We already used the dot product (`*`) and there are also other operations implemented, like the cross product (`**`), matrix multiplication, the norm, and some to calculate roation matrices. 

In [None]:
print(vector1**vector2)
print(vector1.norm())

We can use this to obtain a position estimate of virtual $\beta$-carbon to some Glycin residue. 

In [None]:
#get some Glycine
for residue in structure_pdb[0].get_residues():
    if residue.resname== "GLY":
        gly =residue
        break
##get vectors of the coordinates for N,Ca and CA
n = gly["N"].get_vector()
c = gly["C"].get_vector()
ca = gly["CA"].get_vector()
##calculate a matrix that rotates the N atom 
n = n - ca #center at origin
c = c - ca #center at origin
rot = rotaxis(-np.pi * 120/180,c) #the second argument is the axis
##apply rotation
cb_origin = n.left_multiply(rot)
cb = cb_origin + ca

### Dowloading directly from the PDB

In [None]:
pdblist = PDBList()
pdblist.retrieve_pdb_file('4XP1')

### Skipping hierarchy

We can directly iterate over all atoms/residues in a structure/model/chain via get_atoms() and get_residues(). 

In [None]:
residues = structure_pdb.get_residues()
for residue in residues:
    print(residue)

In [None]:
atoms = chain_L.get_atoms()
for atom in atoms:
    print(atom)

The Selection.unfold_entities function works similar to get lists of atoms/residues...

In [None]:
atom_list = Selection.unfold_entities(chain_L,"A")
print(atom_list)

Here "A" stands for atom, but "R" (residue), "C" (chain), "M" (model) and "S" (structure) are also possible.

This function also works up in hierarchy, which is useful to get a list of unique parent entities.


In [None]:
chain_list = Selection.unfold_entities(res_list,"C")
print(chain_list)

### Sequence

We can also get the sequences of the chains.

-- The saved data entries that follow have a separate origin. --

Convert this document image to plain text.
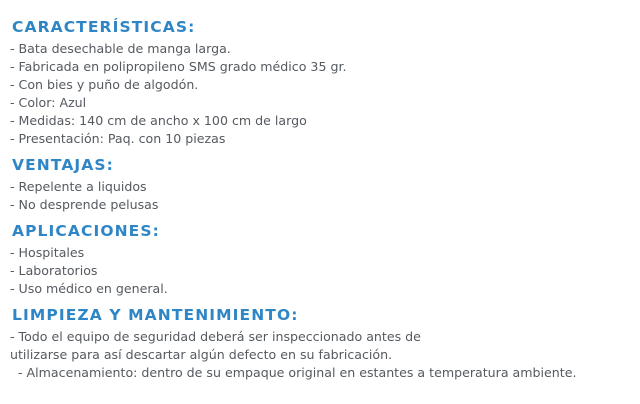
CARACTERÍSTICAS:
- Bata desechable de manga larga.
- Fabricada en polipropileno SMS grado médico 35 gr.
- Con bies y puño de algodón.
- Color: Azul
- Medidas: 140 cm de ancho x 100 cm de largo
- Presentación: Paq. con 10 piezas
VENTAJAS:
- Repelente a liquidos
- No desprende pelusas
APLICACIONES:
- Hospitales
- Laboratorios
- Uso médico en general.
LIMPIEZA Y MANTENIMIENTO:
- Todo el equipo de seguridad deberá ser inspeccionado antes de
utilizarse para así descartar algún defecto en su fabricación.
- Almacenamiento: dentro de su empaque original en estantes a temperatura ambiente.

Therefore we first get polypeptide objects with the PPBuilder and then their sequences.

In [None]:
from Bio.PDB.Polypeptide import *
ppb=PPBuilder()
for polypeptide in ppb.build_peptides(structure_pdb):
    print(polypeptide)
    print(polypeptide.get_sequence())

### Superimposing

A Superimposer object allows us to superimpose two lists of atoms by minimizing their `RMSD`. The who lists need to have the same number of atoms, then the Superimposer can calculate and apply appropriate rotation an translation matrices:

 - Create a Superimposer object. sup = Superimposer()
 - Set the atoms that are fixed and those that are to be moved. sup.set_atoms(fixed,moving) ( fixed and moving are lists of atoms)
 - apply the rotation/translation. sup.apply(moving)
 - Acces the matrix (sup.rotran) and the RMSD (sup.rms)

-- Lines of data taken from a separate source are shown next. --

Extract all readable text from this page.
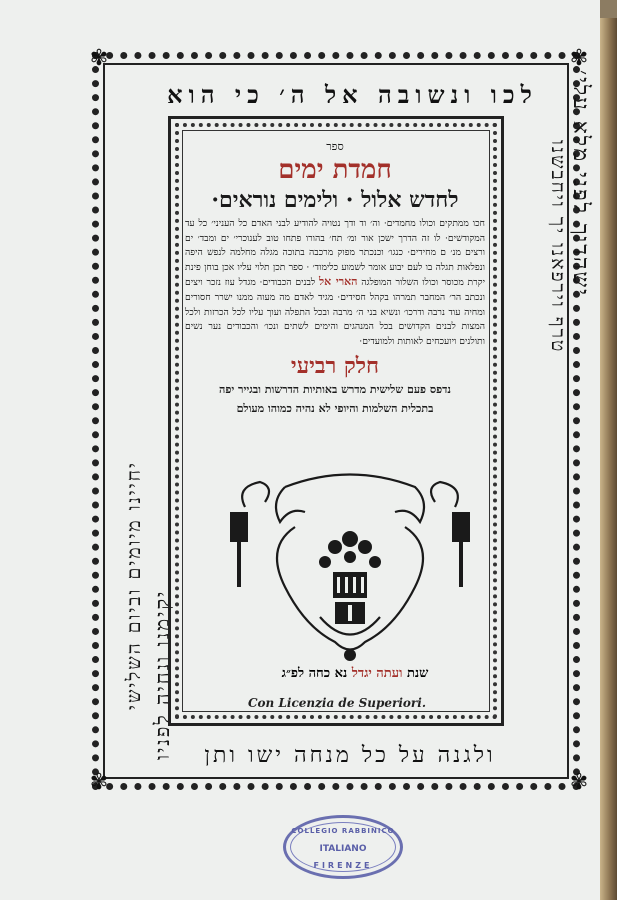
✾	✾
✾	✾
לכו ונשובה אל ה׳ כי הוא	ישהדוך לפני מלא עלי׳
טרף וירפאנו יך ויחבשנו
יחיינו מיומים וביום השלישי יקימנו ונחיה לפניו	ולגנה על כל מנחה ישו ותן
ספר
חמדת ימים
לחדש אלול · ולימים נוראים·
חכו ממתקים וכולו מחמדים· וה׳ וד ודך נטויה להודיע לבני האדם כל העניני׳ כל עד המקודשים· לו זה הדרך ישכן אור ומ׳ תח׳ בהורו פתחו טוב לענוכרי׳ ים ומבד׳ ים ורצים מנ׳ ם מחידים· כנגו׳ וכנכתר מפוק מרכבה בתוכה מגלה מחלמה לנפש היפה ונפלאות תגלה בו לעם יבוע אומר לשמוע כלימוד׳ · ספר תכן תלוי עליו אכן בוחן פינת יקרת מכוסר וכולו השלור המופלגה הארי אל לבנים הכבודים· מגדל עוז נזכר ויצים ונכתב הר׳ המחבר תמרהו בקהל חסידים· מגיד לאדם מה מעוה ממנו ישרר חסורים ומחיה עוד נרבה ודרכו׳ ונשיא בני ה׳ מרבה ובכל התפלה ועוך עליו לכל הכרזות ולכל המצות לבנים הקדושים בכל המנהגים והימים לשתים ונכו׳ והכבודים נער נשים ותולנים ויועכחים לאותות ולמועדים·
חלק רביעי
נדפס פעם שלישית מדרש באותיות הדרשות ובגייר יפה
בתכלית השלמות והיופי לא נהיה כמוהו מעולם
שנת ועתה יגדל נא כחה לפ״ג
Con Licenzia de Superiori.
COLLEGIO RABBINICO
ITALIANO
FIRENZE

We will use this in the exercises.

### Writing a part of a structure

We have already seen, that by default the `PDBIO` class writes the whole structure. We can change this behaviour:

In [None]:
class ChainLSelect(Select):
    def accept_chain(self, chain):
        if chain.get_id() =="L":
            return True
        else:
            return False
io = PDBIO()
io.set_structure(structure_pdb)
io.save("chain_L.pdb",ChainLSelect())

Here we write only chain L. We can change accept_model(model), accept_residue(residue) and accept_atom(atom) in the same way. Return `True` when output is desired and `False` otherwise.